Beatriche, com a permissão de S. Ladislau sai um pouco mais cedo do serviço, para ajudar na igreja, tendo em vista o fato, ela ser uma das diligentes catequistas dominical e também, assídua filha de Maria.
Enfim domingo chegou e a cidade, engalanava, estava em festa desde cedo. O burburinho ecoava pelas ruas, entre os velhos e as crianças, e os jovens empenhados com os preparativos dos quitutes doces e salgados. O domingo prometia ser memorável, com a igreja toda enfeitada de flores brancas de todas as qualidades. A sacristia brilhava de tão limpa, e um bazar fora montado para o comercio de tercinhos, velas, chaveiros e santinhos. Tudo a contento e transcorrendo dentro dos conformes.
A farmácia não abriria, pois que o senhor Ladislau era um cató-lico piedoso e também bastante devoto de N. Senhora. Ele não per-dia por nada a grande festa de todos os anos seguida da missa con-ventual.
Todos os devotos contribuíam, comprando o convite para o almoço beneficente, e os festejos estender-se-iam até a noite, após a celebração da missa.
Todos já apostos para o almoço, Beatriche estava divina, dentro de um vestido longo, todo justo, agarrado, de uma malha fria de cor azul-turquesa, que lhe realçava mais a tez branca e os olhos azuis. Os cabelos soltos e levemente cacheados, davam-lhe a impressão de uma Madona de Rafael.
Por sua vez o senhor Ladislau não tinha olhos para nada, que não fossem na menina Beatriche. Esta, irrequieta, “quicava” aqui e acolá, acudindo a todos, satisfeita pelos bons resultados da festança.

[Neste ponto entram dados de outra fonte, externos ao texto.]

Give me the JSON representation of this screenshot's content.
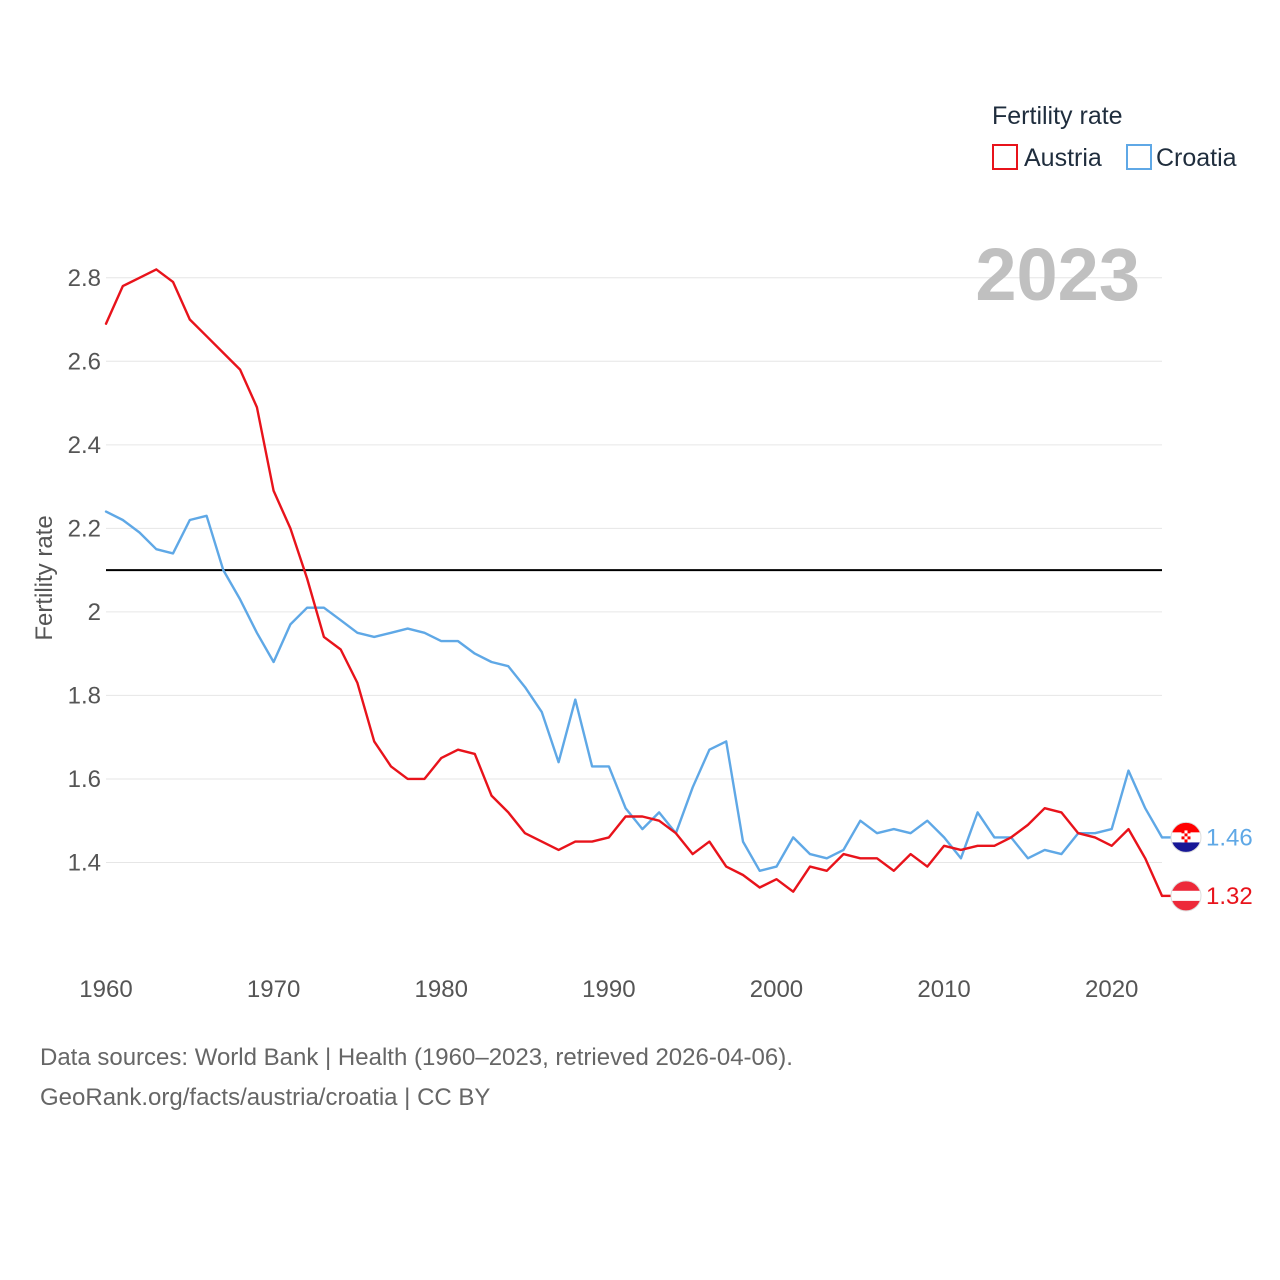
{
  "chart_data": {
    "type": "line",
    "ylabel": "Fertility rate",
    "xlabel": "",
    "ylim": [
      1.2,
      2.9
    ],
    "xlim": [
      1960,
      2023
    ],
    "y_ticks": [
      1.4,
      1.6,
      1.8,
      2,
      2.2,
      2.4,
      2.6,
      2.8
    ],
    "y_tick_labels": [
      "1.4",
      "1.6",
      "1.8",
      "2",
      "2.2",
      "2.4",
      "2.6",
      "2.8"
    ],
    "x_ticks": [
      1960,
      1970,
      1980,
      1990,
      2000,
      2010,
      2020
    ],
    "x_tick_labels": [
      "1960",
      "1970",
      "1980",
      "1990",
      "2000",
      "2010",
      "2020"
    ],
    "grid": true,
    "reference_line": 2.1,
    "year_overlay": "2023",
    "legend": {
      "title": "Fertility rate",
      "placement": "top-right"
    },
    "x": [
      1960,
      1961,
      1962,
      1963,
      1964,
      1965,
      1966,
      1967,
      1968,
      1969,
      1970,
      1971,
      1972,
      1973,
      1974,
      1975,
      1976,
      1977,
      1978,
      1979,
      1980,
      1981,
      1982,
      1983,
      1984,
      1985,
      1986,
      1987,
      1988,
      1989,
      1990,
      1991,
      1992,
      1993,
      1994,
      1995,
      1996,
      1997,
      1998,
      1999,
      2000,
      2001,
      2002,
      2003,
      2004,
      2005,
      2006,
      2007,
      2008,
      2009,
      2010,
      2011,
      2012,
      2013,
      2014,
      2015,
      2016,
      2017,
      2018,
      2019,
      2020,
      2021,
      2022,
      2023
    ],
    "series": [
      {
        "name": "Austria",
        "color": "#e8131b",
        "end_label": "1.32",
        "flag": "austria-flag",
        "values": [
          2.69,
          2.78,
          2.8,
          2.82,
          2.79,
          2.7,
          2.66,
          2.62,
          2.58,
          2.49,
          2.29,
          2.2,
          2.08,
          1.94,
          1.91,
          1.83,
          1.69,
          1.63,
          1.6,
          1.6,
          1.65,
          1.67,
          1.66,
          1.56,
          1.52,
          1.47,
          1.45,
          1.43,
          1.45,
          1.45,
          1.46,
          1.51,
          1.51,
          1.5,
          1.47,
          1.42,
          1.45,
          1.39,
          1.37,
          1.34,
          1.36,
          1.33,
          1.39,
          1.38,
          1.42,
          1.41,
          1.41,
          1.38,
          1.42,
          1.39,
          1.44,
          1.43,
          1.44,
          1.44,
          1.46,
          1.49,
          1.53,
          1.52,
          1.47,
          1.46,
          1.44,
          1.48,
          1.41,
          1.32
        ]
      },
      {
        "name": "Croatia",
        "color": "#5fa8e6",
        "end_label": "1.46",
        "flag": "croatia-flag",
        "values": [
          2.24,
          2.22,
          2.19,
          2.15,
          2.14,
          2.22,
          2.23,
          2.1,
          2.03,
          1.95,
          1.88,
          1.97,
          2.01,
          2.01,
          1.98,
          1.95,
          1.94,
          1.95,
          1.96,
          1.95,
          1.93,
          1.93,
          1.9,
          1.88,
          1.87,
          1.82,
          1.76,
          1.64,
          1.79,
          1.63,
          1.63,
          1.53,
          1.48,
          1.52,
          1.47,
          1.58,
          1.67,
          1.69,
          1.45,
          1.38,
          1.39,
          1.46,
          1.42,
          1.41,
          1.43,
          1.5,
          1.47,
          1.48,
          1.47,
          1.5,
          1.46,
          1.41,
          1.52,
          1.46,
          1.46,
          1.41,
          1.43,
          1.42,
          1.47,
          1.47,
          1.48,
          1.62,
          1.53,
          1.46
        ]
      }
    ]
  },
  "footer": {
    "line1": "Data sources: World Bank | Health (1960–2023, retrieved 2026-04-06).",
    "line2": "GeoRank.org/facts/austria/croatia | CC BY"
  }
}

O salão paroquial tão grande, agora mostrava-se pequeno, em face a compacta multidão que lá aguardava o almoço.
Tudo ocorreu dentro do planejado e, já no finalzinho da tarde, algum tempo antes da solene missa que consagraria o festivo evento, formavam-se grupos isolados de fiéis, que conversavam animados, antegozando merecidamente os prazeres da fraternidade.

Em uma das mesas Beatriche ficará só, pensativa por uns instantes, e notando o senhor Ladislau ao longe, que meditativo e com um cigarro nas mãos, caminhava por entre as árvores de uma das alamedas, foi ter com ele. Alcançando-o caminharam juntos percebendo-se em um íntimo e acolhedor ambiente. Tocando-se pelos ombros, Ladislau sentiu o hálito doce da moça tão próximo que, não hesitando, beijo-a sofregamente e com frenesim. Não contestado, abraçou-a tão desejoso e apaixonado que, entre sussurros demorou-se mais ainda em beijos seguidos. Em num misto de indagações e deleite, Beatriche quisera morrer naquele instante, contudo só sabia que também queria beija-lo e beija-lo. E entre sussurros e hálitos, sem pruridos de consciência, sem culpa, sem medo, num in extremis, abandonaram-se na lenda pessoal, que por excelência, cumpre fatalmente os capítulos do destino imposto pela Providência dos Céus.